Help me get that money back by signing the NRSC's "Take Back The Bonuses" petition. And then support the NRSC with a secure online donation of just $5 or more.
My constituents in Texas have been calling my office all week asking "what's going on up there?"
The answer is two other words: liberal Democrats.
They're the ones who are in charge and approved the money for the AIG bailout. And a couple of weeks ago when conservatives and moderates began asking questions, we were told - in not so many words - to mind our own business.
Well, the taxpayer's money is our business.
Frankly, it's unthinkable to me that a company American taxpayers bailed out would hand out bonuses to their executives. Where I come from - and pretty much everywhere except Washington, D.C. - you pay people to succeed - not to fail.”

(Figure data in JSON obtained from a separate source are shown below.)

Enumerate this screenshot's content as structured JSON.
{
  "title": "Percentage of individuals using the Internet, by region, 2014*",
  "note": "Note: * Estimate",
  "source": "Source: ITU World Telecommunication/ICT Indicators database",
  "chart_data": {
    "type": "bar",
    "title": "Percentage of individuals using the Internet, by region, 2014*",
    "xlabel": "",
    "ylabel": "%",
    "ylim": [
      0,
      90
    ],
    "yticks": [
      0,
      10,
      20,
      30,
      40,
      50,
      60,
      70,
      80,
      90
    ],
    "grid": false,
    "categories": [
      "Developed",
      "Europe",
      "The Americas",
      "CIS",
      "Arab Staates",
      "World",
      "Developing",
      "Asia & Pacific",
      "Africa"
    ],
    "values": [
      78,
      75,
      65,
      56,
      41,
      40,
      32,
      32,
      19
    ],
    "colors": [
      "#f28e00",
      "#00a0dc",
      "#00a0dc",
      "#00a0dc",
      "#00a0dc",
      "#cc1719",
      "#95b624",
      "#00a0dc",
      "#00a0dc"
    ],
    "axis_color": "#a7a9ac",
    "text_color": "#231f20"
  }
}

Cornyn’s right that the bailout bill was largely a Democrat plan, and yes Americans – myself included – are appalled at the way top executives at AIG have acted. Cornyn’s dishonesty, however, comes from the fact that the bonuses were included in contracts signed long before AIG got into trouble. And while AIG should have tied bonuses to the company’s actual health and financial performance, and while the individual executives should have shown the moral fiber to turn down the bonuses, the fact remains that the bonuses were completely legal and in fact binding upon AIG; the company had little choice about paying out the bonuses. The contracts were legal, binding, and inflexible.
And by the way, that money does not belong to Senator Cornyn, you, me, or anyone else. If every person at AIG chose to return their bonus money, it would not be a case of "us" 'getting our money back' - it would just go to the government to be used on some other pork-heavy project blessed by the political mandarins of the Potomac.
So, we’re left with two possible judgments on Senator John Cornyn of Texas, Republican and purported conservative. Either he’s too stupid to understand what bill of attainder and ex post facto mean, and why such laws are unconstitutional (not to mention the devastating effect they would have on business, if it were to become the practice of government to abrogate contracts in order to coerce behavior to its whim no matter what is contractually stated), and too lazy to learn about the issue before declaring what he means to do about it; or John Cornyn is as corrupt as the Democrats, willing to ignore the Constitution in order to score a few cheap political points, to penalize a legal if inept business with taxes just to hurt them for obeying their contractual obligations, and to abandon the principles of conservatism and free enterprise in order to fit in with people who are America’s enemies. Lazy moron or America-hating crook, he’s one or the other.
Over eighty Republicans supported the attempt to break the Constitution in order to punish a company for a lawful act. So it’s not as if Senator Cornyn is an outlier here. He’s just a bad liar.